Richard Hawley has offered up a stream of the first taste of his new record Standing At The Sky’s Edge, out May 7. And dare I say someone is getting their rock on? Yes, I do believe I do.

Stream: Richard Hawley – “Leave Your Body Behind You”

Keane are coming to town to promote their new album Strangeland, out May 7, and they’re bringing Mystery Jets, who’re putting out their own new album Radlands on April 30. Hm, that’s a whole lot of “-land” titles. Anyways, the Toronto date is June 19 and tickets are $45 in advance.

Stream: Keane – “Silenced By The Night”
Stream: Mystery Jets – “Someone Purer”

The big/best news of yesterday was that Sigur Ros would be releasing their sixth solo album on May 29, entitled Valtari, and if that wasn’t enough, they also released the first video from it. Now all we need is a Toronto live date to go with the Montreal Osheaga appearance in August, yeah? Word is that this is a more ambient kind of record than 2008’s Med Sud I Eyrum Vid Spilum Endalaust; the first preview certainly seems to bear that out.

Video: Sigur Ros – “Ekki Mukk”

Paste examines how Of Monsters & Men became Iceland’s biggest musical export since, well, Sigur Ros. The Georgia Straight also has an interview and Rolling Stone has a video session recorded at SXSW. Their debut My Head Is An Animal is streaming in whole at NPR ahead of its release next week and they play The Phoenix on April 12.

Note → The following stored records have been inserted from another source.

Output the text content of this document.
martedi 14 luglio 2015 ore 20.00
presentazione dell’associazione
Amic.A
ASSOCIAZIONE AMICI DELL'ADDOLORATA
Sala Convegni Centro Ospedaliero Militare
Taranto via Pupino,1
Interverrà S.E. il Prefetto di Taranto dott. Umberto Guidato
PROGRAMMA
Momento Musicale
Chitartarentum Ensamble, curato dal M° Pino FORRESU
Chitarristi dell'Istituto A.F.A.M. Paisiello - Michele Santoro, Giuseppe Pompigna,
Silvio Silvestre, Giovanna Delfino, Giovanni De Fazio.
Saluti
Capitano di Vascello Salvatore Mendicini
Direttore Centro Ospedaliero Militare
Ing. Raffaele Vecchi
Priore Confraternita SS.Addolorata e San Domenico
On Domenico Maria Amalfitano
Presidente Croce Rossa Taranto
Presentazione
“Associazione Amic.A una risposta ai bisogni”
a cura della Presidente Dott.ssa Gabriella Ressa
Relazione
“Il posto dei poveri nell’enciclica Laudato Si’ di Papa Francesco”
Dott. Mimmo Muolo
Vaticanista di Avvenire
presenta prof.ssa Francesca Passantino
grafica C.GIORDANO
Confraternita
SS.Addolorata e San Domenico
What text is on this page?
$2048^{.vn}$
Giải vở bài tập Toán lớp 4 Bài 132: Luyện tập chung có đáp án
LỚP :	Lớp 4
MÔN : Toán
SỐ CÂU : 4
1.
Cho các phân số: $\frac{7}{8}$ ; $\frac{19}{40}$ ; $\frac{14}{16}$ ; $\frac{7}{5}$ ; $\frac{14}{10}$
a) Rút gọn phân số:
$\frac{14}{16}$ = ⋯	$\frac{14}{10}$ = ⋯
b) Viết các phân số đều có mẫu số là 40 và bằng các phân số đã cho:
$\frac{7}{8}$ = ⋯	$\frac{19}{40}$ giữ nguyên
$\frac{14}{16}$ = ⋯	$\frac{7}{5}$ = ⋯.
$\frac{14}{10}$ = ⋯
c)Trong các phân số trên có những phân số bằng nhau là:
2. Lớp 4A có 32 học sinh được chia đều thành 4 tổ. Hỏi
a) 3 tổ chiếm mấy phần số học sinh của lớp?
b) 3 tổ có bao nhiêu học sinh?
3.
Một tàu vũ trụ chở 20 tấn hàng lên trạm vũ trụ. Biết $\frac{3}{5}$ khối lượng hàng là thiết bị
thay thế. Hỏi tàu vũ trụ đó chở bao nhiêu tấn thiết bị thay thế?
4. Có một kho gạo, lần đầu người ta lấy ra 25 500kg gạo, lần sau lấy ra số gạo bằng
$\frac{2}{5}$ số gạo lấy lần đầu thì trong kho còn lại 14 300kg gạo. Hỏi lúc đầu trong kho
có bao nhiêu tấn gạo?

MP3: Of Monsters & Men – “Little Talks”
Stream: Of Monsters & Men / My Head Is An Animal

Exclaim reports that The Raveonettes will release a new, four-song EP entitled Into The Night on April 24 – they’re also hosting the widget that lets you trade your email for an MP3 of the title track. A new album should be out later this year.

The Jezabels have released a new video from Prisoner; they’re at The Mod Club on April 18.

Video: The Jezabels – “Rosebud”

The Stool Pigeon, Vogue Australia, and Stuff interview Pip Browne of Ladyhawke. The new album Anxiety is out May 28.